Let's go back to this passage from the Unicef spokeswoman: "Waterborne diarrhoea diseases kill and sicken more Iraqi children than anything except pneumonia. We estimate that only one in three Iraqi children can rely on a safe water source." Here are war-related civilian deaths that go unremarked in most counts, which focus on the victims of direct violence. But as we saw with the genocidal sanctions imposed on the poorest of Iraq for years by those enlightened Democratic statespersons Clinton and Gore, and their progressive UK counterparts, Blair and Brow, the indirect costs of "projecting dominance" can be just as deadly as 500-pound bombs dropped on crowded neighborhoods.

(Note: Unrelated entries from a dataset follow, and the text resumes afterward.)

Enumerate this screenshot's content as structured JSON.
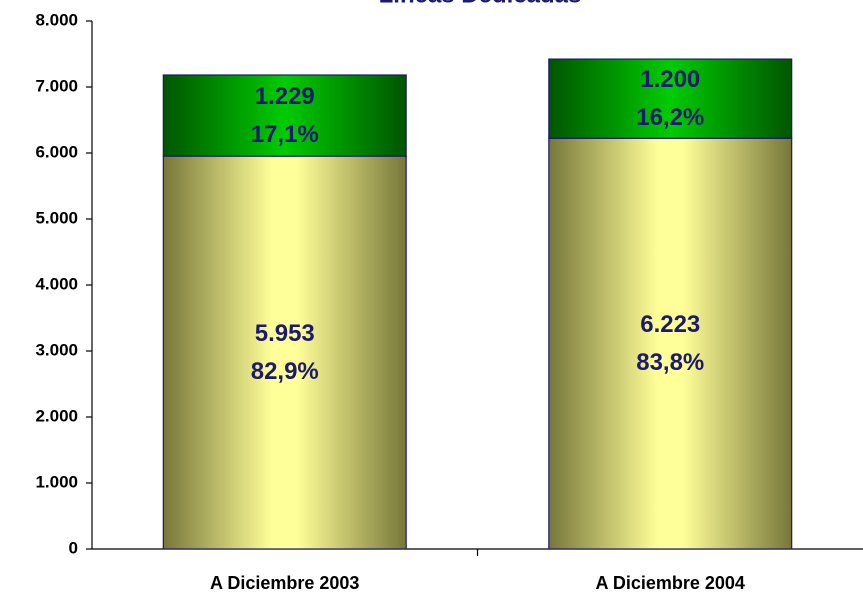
{
  "chart_data": {
    "type": "stacked_bar",
    "title": "Líneas Dedicadas",
    "categories": [
      "A Diciembre 2003",
      "A Diciembre 2004"
    ],
    "series": [
      {
        "name": null,
        "color": "#ffff99",
        "values": [
          5953,
          6223
        ],
        "value_labels": [
          "5.953",
          "6.223"
        ],
        "percent_labels": [
          "82,9%",
          "83,8%"
        ]
      },
      {
        "name": null,
        "color": "#00c000",
        "values": [
          1229,
          1200
        ],
        "value_labels": [
          "1.229",
          "1.200"
        ],
        "percent_labels": [
          "17,1%",
          "16,2%"
        ]
      }
    ],
    "ylim": [
      0,
      8000
    ],
    "yticks": [
      0,
      {
        "value": 1000,
        "label": "1.000"
      },
      {
        "value": 2000,
        "label": "2.000"
      },
      {
        "value": 3000,
        "label": "3.000"
      },
      {
        "value": 4000,
        "label": "4.000"
      },
      {
        "value": 5000,
        "label": "5.000"
      },
      {
        "value": 6000,
        "label": "6.000"
      },
      {
        "value": 7000,
        "label": "7.000"
      },
      {
        "value": 8000,
        "label": "8.000"
      }
    ],
    "grid": false
  }
}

And make no mistake: this horror show will go on and on, no matter who is elected to the presidency next year. All of the "major," "serious" candidates of both parties have pledged to maintain an American military presence of some sort in Iraq for the foreseeable future. Bush and Iraqi PM Nouri al-Maliki – whose puppet strings have lately been painted in neon, and are glowing brightly for all to see – recently signed a notorious non-treaty treaty to guarantee a permanent – sorry, "enduring" – American military force in Iraq. The redoubtable Tom Englehardt has provided the gritty details of the major, permanent – sorry, "enduring" – bases that the Bush Administration is building across the country to sustain this eternal occupation.

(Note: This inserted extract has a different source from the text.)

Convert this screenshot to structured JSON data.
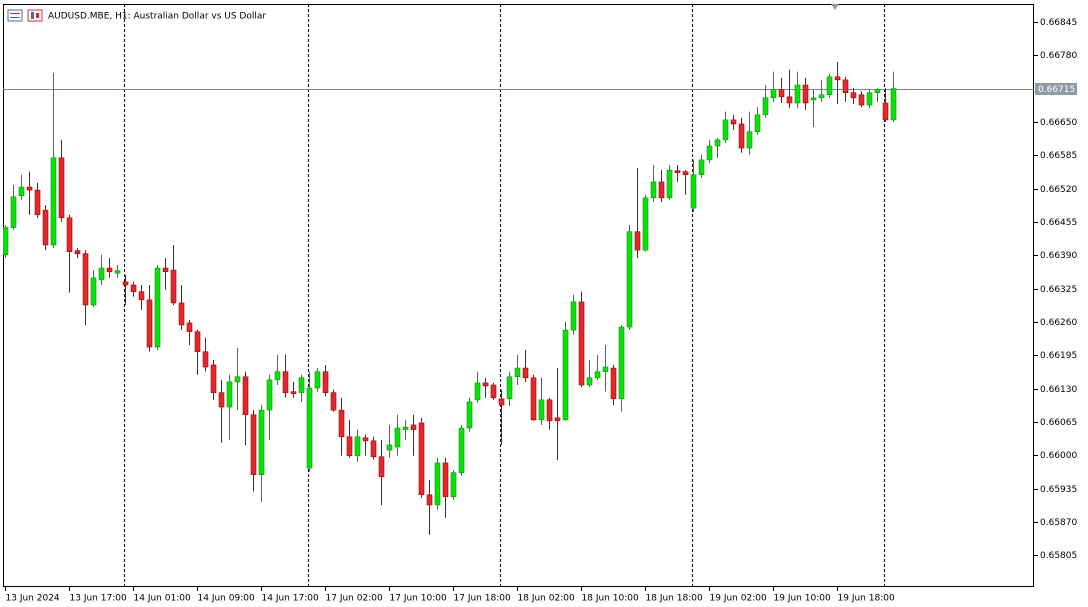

It is inconceivable that the likes of Hillary Clinton or Barack Obama will simply dismantle those bases – including the vast armed fortress that will serve as the U.S. embassy in Baghdad – if one of them becomes president. Both would be at great pains to show how "tough" they are – like young Bill Clinton lobbing missiles into Baghdad and slaughtering civilians after a few Iraqi smugglers tortured by the Kuwaitis claimed they were part of a far-fetched plot to kill George Bush I. Neither H. Clinton nor Obama would ever risk taking responsibility for the very real – and deserved – humiliation that dismantling the bases would represent. In any case, where else are they going to put the military forces they both propose to retain to "provide training to Iraqi forces" and help the Iraqis in "counterterrorism operations," etc.? Yes, today they might imply or even promise to remove the bases – just as Bush promised to tear down Saddam's Abu Ghraib prison. But like Bush, they will doubtless find that the facilities suit their purposes very well.
So those children will go on dying of cholera and diarrhea, and from lack of the vital medicines sold off, Harry Lime-style, on the black market, and from the general collapse of the infrastructure necessary to sustain the barest minimum of civilized life. Isn't this an extraordinary situation? A war that the American people don't want, that the Iraqi people don't want, that the vast majority of people in the world condemn and decry – and yet it goes on, and will keep going on, year after year. And why is that? Because it serves the interests of those who have the desire – and the power -- to keep it going: the "bipartisan American foreign policy establishment," bound together in its commitment to enforcing American political and economic dominance of the world. (And not just pre-eminence, mind you, a freely-bestowed respect for national accomplishments, but outright dominance, a hegemony that can brook no rival and seeks to punish any disobedience to Washington's will. For more on this, see Arthur Silber's "Dominion Over the World" series.)
What then, in the end, do our leaders – present and future, Republican and Democrat – stand for? What is the most apt emblem for the ultimate value they embody and most assidiously serve?
A child dying in her own shit and blood, in a land ripped to pieces by a criminal war.